Ah.  Thanks for a reminder.

> In the case of big files, what we need to do is to stream the file data 
> in, compute the SHA1 and deflate it, in order to stream it out into a 
> temporary file, then rename it according to the final SHA1.  This would 
> allow Git to work with big files, but of course it won't be possible to 
> know if the object corresponding to the file is already known until all 
> the work has been done, possibly just to throw it away.
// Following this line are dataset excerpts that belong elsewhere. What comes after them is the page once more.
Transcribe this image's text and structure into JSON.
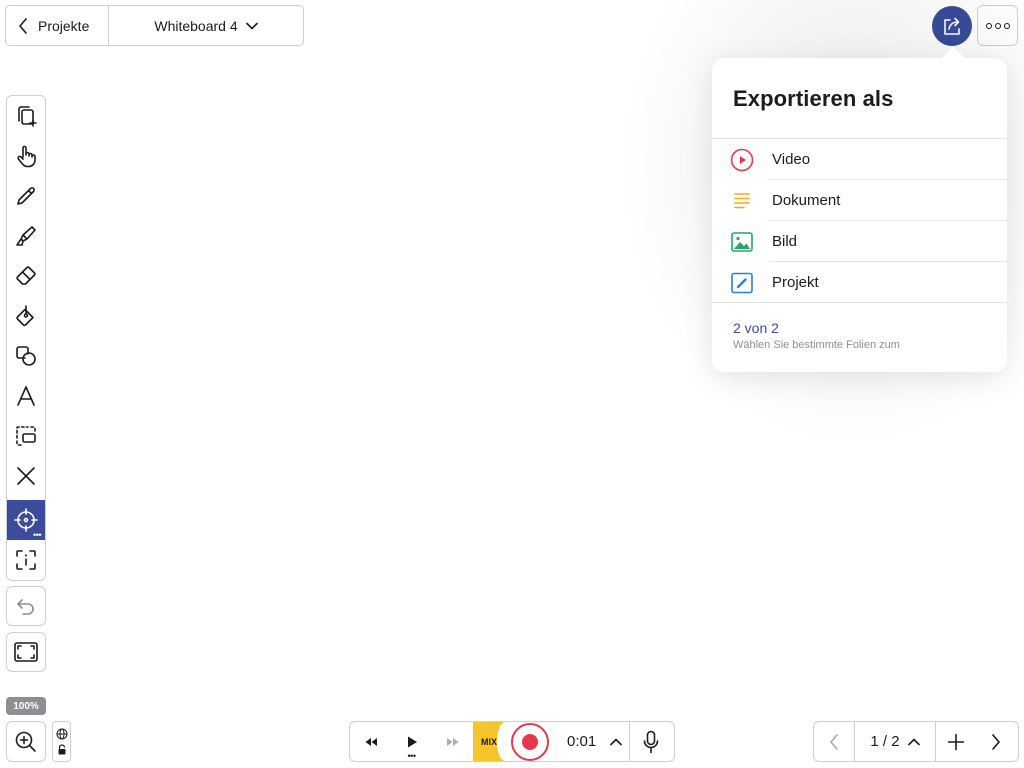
{
  "nav": {
    "back_label": "Projekte",
    "board_title": "Whiteboard 4"
  },
  "export": {
    "title": "Exportieren als",
    "items": [
      {
        "label": "Video",
        "icon": "play-circle-icon",
        "color": "#e5394b"
      },
      {
        "label": "Dokument",
        "icon": "document-lines-icon",
        "color": "#f0a818"
      },
      {
        "label": "Bild",
        "icon": "image-icon",
        "color": "#2ba56b"
      },
      {
        "label": "Projekt",
        "icon": "project-pen-icon",
        "color": "#2f7de1"
      }
    ],
    "pages_selected": "2 von 2",
    "pages_hint": "Wählen Sie bestimmte Folien zum"
  },
  "toolbar": {
    "tools": [
      {
        "name": "add-slide-icon"
      },
      {
        "name": "hand-icon"
      },
      {
        "name": "pen-icon"
      },
      {
        "name": "highlighter-icon"
      },
      {
        "name": "eraser-icon"
      },
      {
        "name": "fill-bucket-icon"
      },
      {
        "name": "shapes-icon"
      },
      {
        "name": "text-icon"
      },
      {
        "name": "selection-icon"
      },
      {
        "name": "close-x-icon"
      },
      {
        "name": "laser-pointer-icon",
        "active": true
      },
      {
        "name": "text-frame-icon"
      }
    ],
    "active_color": "#3a4c9a"
  },
  "zoom": {
    "level": "100%"
  },
  "player": {
    "mix_label": "MIX",
    "time": "0:01",
    "record_color": "#e5394b",
    "mix_color": "#f5c52a"
  },
  "pager": {
    "current": "1 / 2"
  },
  "colors": {
    "accent": "#3a4c9a",
    "border": "#cfcfd3"
  }
}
To make sure I understand correctly: are you suggesting that for big
files we should skip the first pass?

I suppose that makes sense: for small files, using a patch application
tool to reach a postimage that matches an existing object is something
git historically needed to expect, but for typical big files:

 - once you've computed the SHA1, you've already invested a noticeable
   amount of time.
 - emailing patches around is difficult, making "git am" etc less important
 - hopefully git or zlib can notice when files are uncompressible,
   making the deflate not cost so much in that case.